What you need to bring

Apart from cash, what else would a condo owner need to bring to the city treasurer’s office?

Bring a copy of your latest tax declaration and copies of official receipt. If you are a first time payor, get a copy of the previous year’s tax declaration and official receipts from your condo’s developer. These are usually turned over to you upon turnover. You can also check with your bank if you applied for a loan.

You will also need to supply copies of the new (current year) tax declaration or declaration of real property and copies of the official receipts or certification. Bring valid IDs too.

Early birds get a discount

In case you don’t know, there is a way to lower your taxes. If you want your real estate tax computation to be a bit lower, pay early. If the basic RPT and additional taxes are paid in advance, the LGU may grant a discount not exceeding 20% of the annual tax due. Discount rates usually differ per city or municipality.

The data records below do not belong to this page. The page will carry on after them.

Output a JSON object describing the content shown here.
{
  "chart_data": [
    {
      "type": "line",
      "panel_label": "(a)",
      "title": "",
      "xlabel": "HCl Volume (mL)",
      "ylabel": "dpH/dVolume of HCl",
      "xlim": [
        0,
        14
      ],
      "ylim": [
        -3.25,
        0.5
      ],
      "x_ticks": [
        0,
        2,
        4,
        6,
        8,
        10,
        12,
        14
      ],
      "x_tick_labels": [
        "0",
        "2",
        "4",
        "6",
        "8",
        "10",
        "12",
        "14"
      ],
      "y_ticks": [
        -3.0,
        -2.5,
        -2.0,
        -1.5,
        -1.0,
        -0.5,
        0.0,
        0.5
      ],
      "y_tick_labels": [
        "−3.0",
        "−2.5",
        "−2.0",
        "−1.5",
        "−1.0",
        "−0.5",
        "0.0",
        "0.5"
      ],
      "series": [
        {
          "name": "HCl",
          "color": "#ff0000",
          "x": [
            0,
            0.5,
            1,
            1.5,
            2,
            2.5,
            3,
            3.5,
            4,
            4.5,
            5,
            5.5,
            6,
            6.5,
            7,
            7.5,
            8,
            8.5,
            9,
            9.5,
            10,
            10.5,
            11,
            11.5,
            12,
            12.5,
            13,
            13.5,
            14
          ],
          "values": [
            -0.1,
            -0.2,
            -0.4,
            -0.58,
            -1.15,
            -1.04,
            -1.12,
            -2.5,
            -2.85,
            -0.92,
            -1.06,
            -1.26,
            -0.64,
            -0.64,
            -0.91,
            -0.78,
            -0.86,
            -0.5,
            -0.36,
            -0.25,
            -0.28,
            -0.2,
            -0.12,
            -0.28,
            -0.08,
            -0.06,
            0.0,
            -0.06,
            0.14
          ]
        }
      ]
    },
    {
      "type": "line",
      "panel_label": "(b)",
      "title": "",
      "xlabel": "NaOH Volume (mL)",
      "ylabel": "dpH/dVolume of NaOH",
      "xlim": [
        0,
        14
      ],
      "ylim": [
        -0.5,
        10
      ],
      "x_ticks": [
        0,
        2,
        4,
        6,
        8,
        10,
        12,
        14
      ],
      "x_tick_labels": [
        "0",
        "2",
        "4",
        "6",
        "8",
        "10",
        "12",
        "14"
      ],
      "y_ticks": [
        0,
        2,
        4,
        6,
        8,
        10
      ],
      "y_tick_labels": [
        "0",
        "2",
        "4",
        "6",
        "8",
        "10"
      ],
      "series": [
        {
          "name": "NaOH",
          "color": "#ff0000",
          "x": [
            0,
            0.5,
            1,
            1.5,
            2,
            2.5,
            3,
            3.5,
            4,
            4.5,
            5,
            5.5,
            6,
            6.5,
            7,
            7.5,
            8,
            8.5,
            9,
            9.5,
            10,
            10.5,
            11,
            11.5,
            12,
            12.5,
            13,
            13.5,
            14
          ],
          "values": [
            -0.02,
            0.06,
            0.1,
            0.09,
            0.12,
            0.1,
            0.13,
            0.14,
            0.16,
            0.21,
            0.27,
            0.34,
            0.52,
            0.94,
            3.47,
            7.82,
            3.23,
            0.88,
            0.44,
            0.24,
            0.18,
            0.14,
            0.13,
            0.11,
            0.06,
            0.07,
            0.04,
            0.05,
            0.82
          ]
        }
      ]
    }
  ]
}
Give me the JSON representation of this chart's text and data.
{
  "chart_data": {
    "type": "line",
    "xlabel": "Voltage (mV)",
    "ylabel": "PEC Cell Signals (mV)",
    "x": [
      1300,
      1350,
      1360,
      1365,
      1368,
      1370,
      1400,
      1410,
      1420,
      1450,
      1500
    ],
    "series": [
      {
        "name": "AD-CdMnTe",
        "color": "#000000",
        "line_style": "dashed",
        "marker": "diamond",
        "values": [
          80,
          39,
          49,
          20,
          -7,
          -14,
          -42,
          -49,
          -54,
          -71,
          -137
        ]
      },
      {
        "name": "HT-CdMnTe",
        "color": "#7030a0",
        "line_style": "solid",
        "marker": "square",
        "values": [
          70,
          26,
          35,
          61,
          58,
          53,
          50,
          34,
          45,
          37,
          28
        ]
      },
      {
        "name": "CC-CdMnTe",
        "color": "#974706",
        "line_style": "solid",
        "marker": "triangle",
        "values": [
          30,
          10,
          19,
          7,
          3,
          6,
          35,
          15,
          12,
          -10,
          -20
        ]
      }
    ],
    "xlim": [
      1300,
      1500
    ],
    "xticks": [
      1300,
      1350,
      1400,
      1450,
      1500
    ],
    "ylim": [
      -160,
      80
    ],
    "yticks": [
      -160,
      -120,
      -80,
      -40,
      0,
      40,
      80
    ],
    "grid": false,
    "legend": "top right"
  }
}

Failure to pay the real property tax on time will subject owners to late payment interest rate of 2% to 72% on the unpaid amount depending on the months of delay.

Paying taxes may seem like a daunting task, but you can soften the blow by educating yourself on rates, computation, property values, and availing as much discount as possible. Let not taxes discourage you from owning a property and fulfilling a lifelong dream. All it takes is some education in fulfilling your obligation to your country and community.